Moreover, only 16% of Indian Americans said they voted for Trump in 2016, while the figure in the AAPI Data survey for 2020 has gone up to 28%.
Party identification reflected much less affinity with the Democrats than voting intention with only 54% of the Indian American community’s surveyed members identifying themselves as Democrats, 16% as Republicans, and 28% as Independents.
With the caveat that these are two different surveys, the numbers do reflect a change from the post-election survey in 2016, when an even smaller percentage of Indian-Americans said they thought of themselves as Democrat, with a much larger portion identifying as Independents.

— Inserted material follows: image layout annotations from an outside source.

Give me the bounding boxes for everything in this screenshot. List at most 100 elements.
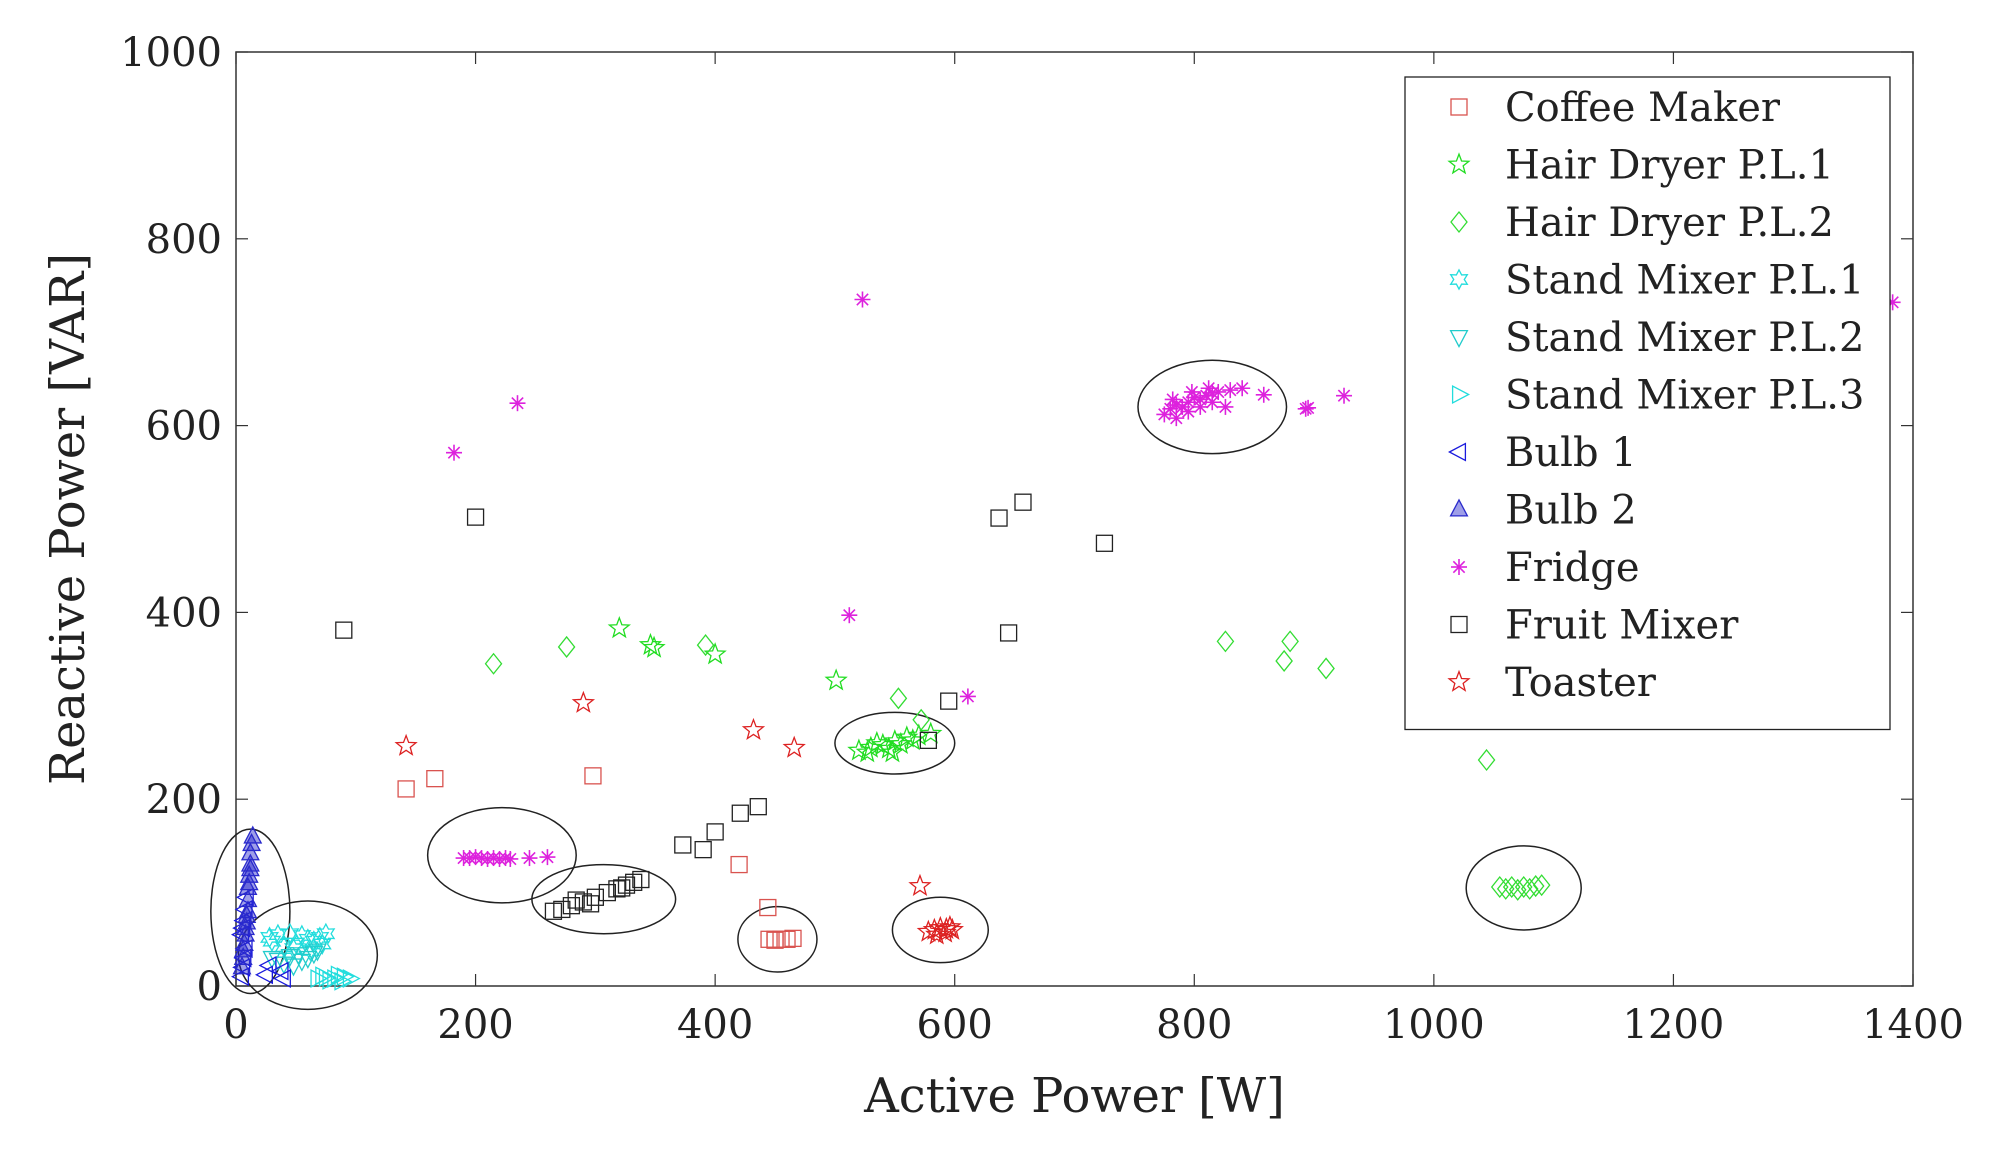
data-point [322,970,341,990]
data-point [625,873,643,891]
data-point [1204,394,1221,411]
legend-marker [1450,210,1468,234]
data-point [928,915,952,939]
asterisk-stroke [1170,411,1183,425]
legend-label: Stand Mixer P.L.2 [1505,315,1864,361]
legend-marker [1449,329,1469,348]
data-point [236,923,256,942]
data-point [824,668,848,691]
cluster-ellipse [891,896,990,964]
cluster-ellipse [834,711,956,775]
legend-label: Bulb 2 [1505,488,1637,534]
series [262,943,327,977]
legend-label: Fridge [1505,545,1640,591]
data-point [567,891,585,909]
data-point [1281,630,1299,653]
data-point [300,939,320,962]
asterisk-stroke [1176,400,1189,414]
y-tick-label: 800 [146,217,222,263]
data-point [1255,386,1272,403]
asterisk-stroke [1219,400,1232,414]
cluster-ellipse [426,806,577,904]
x-tick-label: 0 [223,1002,248,1048]
legend-marker [1449,498,1469,517]
cluster-ellipse [531,863,677,935]
data-point [1490,875,1509,899]
data-point [426,770,444,788]
y-tick-label: 0 [197,964,222,1010]
x-tick-label: 1000 [1383,1002,1485,1048]
data-point [509,395,526,412]
data-point [854,291,871,308]
x-axis-label: Active Power [W] [863,1068,1285,1124]
data-point [233,948,252,968]
data-point [557,635,576,658]
legend-marker [1447,669,1471,692]
legend-marker [1449,268,1469,291]
cluster-ellipse [737,905,818,973]
data-point [1014,493,1032,511]
y-tick-label: 400 [146,590,222,636]
data-point [940,917,964,940]
data-point [292,953,312,972]
data-point [272,969,291,989]
data-point [239,872,259,891]
data-point [1520,877,1539,900]
data-point [461,850,478,867]
series [484,630,1551,901]
series [260,922,336,962]
asterisk-stroke [1337,389,1351,402]
legend-marker [1450,615,1468,634]
data-point [394,733,418,756]
asterisk-stroke [1235,382,1249,395]
asterisk-stroke [843,608,856,622]
cluster-ellipse [237,900,379,1011]
asterisk-stroke [1170,398,1183,412]
data-point [1526,875,1545,898]
x-tick-label: 1200 [1623,1002,1725,1048]
data-point [334,971,353,991]
data-point [238,876,258,895]
legend-label: Fruit Mixer [1505,603,1739,649]
data-point [1222,382,1239,399]
asterisk-stroke [1194,400,1207,414]
legend-marker [1447,152,1471,175]
y-axis-label: Reactive Power [VAR] [40,253,96,785]
data-point [335,621,353,639]
data-point [940,692,958,710]
data-point [1532,874,1551,897]
asterisk-stroke [541,850,554,864]
data-point [502,850,519,867]
asterisk-stroke [1202,382,1215,395]
data-point [880,740,905,763]
axis-ticks: 0 200 400 600 800 1000 1200 1400 0 200 400 600 800 10… [120,30,1964,1048]
x-tick-label: 200 [437,1002,513,1048]
data-point [1164,391,1181,408]
data-point [1200,380,1217,397]
data-point [1216,630,1235,653]
data-point [330,965,349,985]
data-point [1183,383,1200,400]
data-point [233,939,253,958]
asterisk-stroke [1182,405,1195,418]
data-point [925,922,949,945]
data-point [1496,877,1515,900]
data-point [1217,398,1234,415]
data-point [284,958,303,977]
cluster-ellipses [210,359,1582,1011]
data-point [642,635,666,658]
data-point [766,931,784,949]
data-point [581,895,600,913]
data-point [847,738,871,761]
y-tick-label: 600 [146,404,222,450]
data-point [307,943,327,962]
data-point [1192,398,1209,415]
asterisk-stroke [1299,402,1312,416]
asterisk-stroke [504,852,517,866]
y-tick-label: 1000 [120,30,222,76]
data-point [1168,410,1185,427]
data-point [243,825,263,844]
asterisk-stroke [1166,393,1179,406]
data-point [315,966,334,986]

In terms of candidate favourability, an overwhelming majority of Indian Americans favour Biden – the maximum among all Asian communities. When it comes to President Trump, 53% of Indian Americans categorised themselves as “very unfavourable” towards the President.
Growth and influence
According to the estimates of the American Community Survey, the number of Indians in the US grew by almost 49% – from 17.8 lakh to 26.5 lakh – between 2010 and 2018. Among Asian American groups in the US, people of Indian origin are known to hold the highest median household income. They are also most likely to have at least a bachelor’s degree.
An analysis by the Migration Policy Institute suggests that California, Texas, and New Jersey are the top three states of the US where people of Indian origin reside. While California and New Jersey are historically Democrat-dominant states, Texas has a history of preferring the Republican candidate during presidential elections.
Wooing the community
Both presidential candidates Joe Biden and Donald Trump are going the extra mile to influence the Indian-American community to vote in their favour. One of the most important factors to raise the stakes for the community in the upcoming election was the selection of senator Kamala Harris as Biden’s running mate.
Harris has proudly flaunted her Indian roots on various occasions and even used the Tamil word “chithi” to address her aunt during her speech at the 2020 Democratic National Convention.
The senator also picked Sabrina Singh as her press secretary. Singh is the first person of Indian origin in the US to be appointed the press secretary to a vice-presidential nominee of a major political party. She has previously held the post of spokesperson for Democratic presidential candidates Jersey Senator Cory Booker and former New York mayor Mike Bloomberg.
On India’s Independence Day, a policy document released by Biden’s campaign stated that “no common global challenge can be solved without India and the United States working as responsible partners”. “Together, we will continue strengthening India’s defence and capabilities as a counter-terrorism partner, improving health systems and pandemic response, and deepening cooperation in areas such as higher education, space exploration, and humanitarian relief.”
At a virtual event, Democratic National Committee Chairman Thomas Perez said that the Indian-American vote can be an “absolute difference maker” in the upcoming US presidential elections.
On the other hand, the Trump campaign released a video titled “Four more years” that featured glimpses of “Namaste Trump” and “Howdy Modi” events that the President addressed with Prime Minister Narendra Modi in India and the US respectively. The video was aimed at wooing the Indian-American community in the US by harnessing the close relations of the leaders of the two countries together.
President Trump’s campaign has also created coalitions – Indian Voices for Trump, Hindu Voices for Trump, Sikhs for Trump, and Muslim Voices for Trump – to engage community members in defeating Democratic candidate Biden, a PTI report said.
“These four campaign coalitions represent groups that strongly support the values of President Trump and the Republican Party: freedom, democracy, and the American Dream,” Ashley Hayek, Trump 2020 Director of Coalitions, was quoted as saying.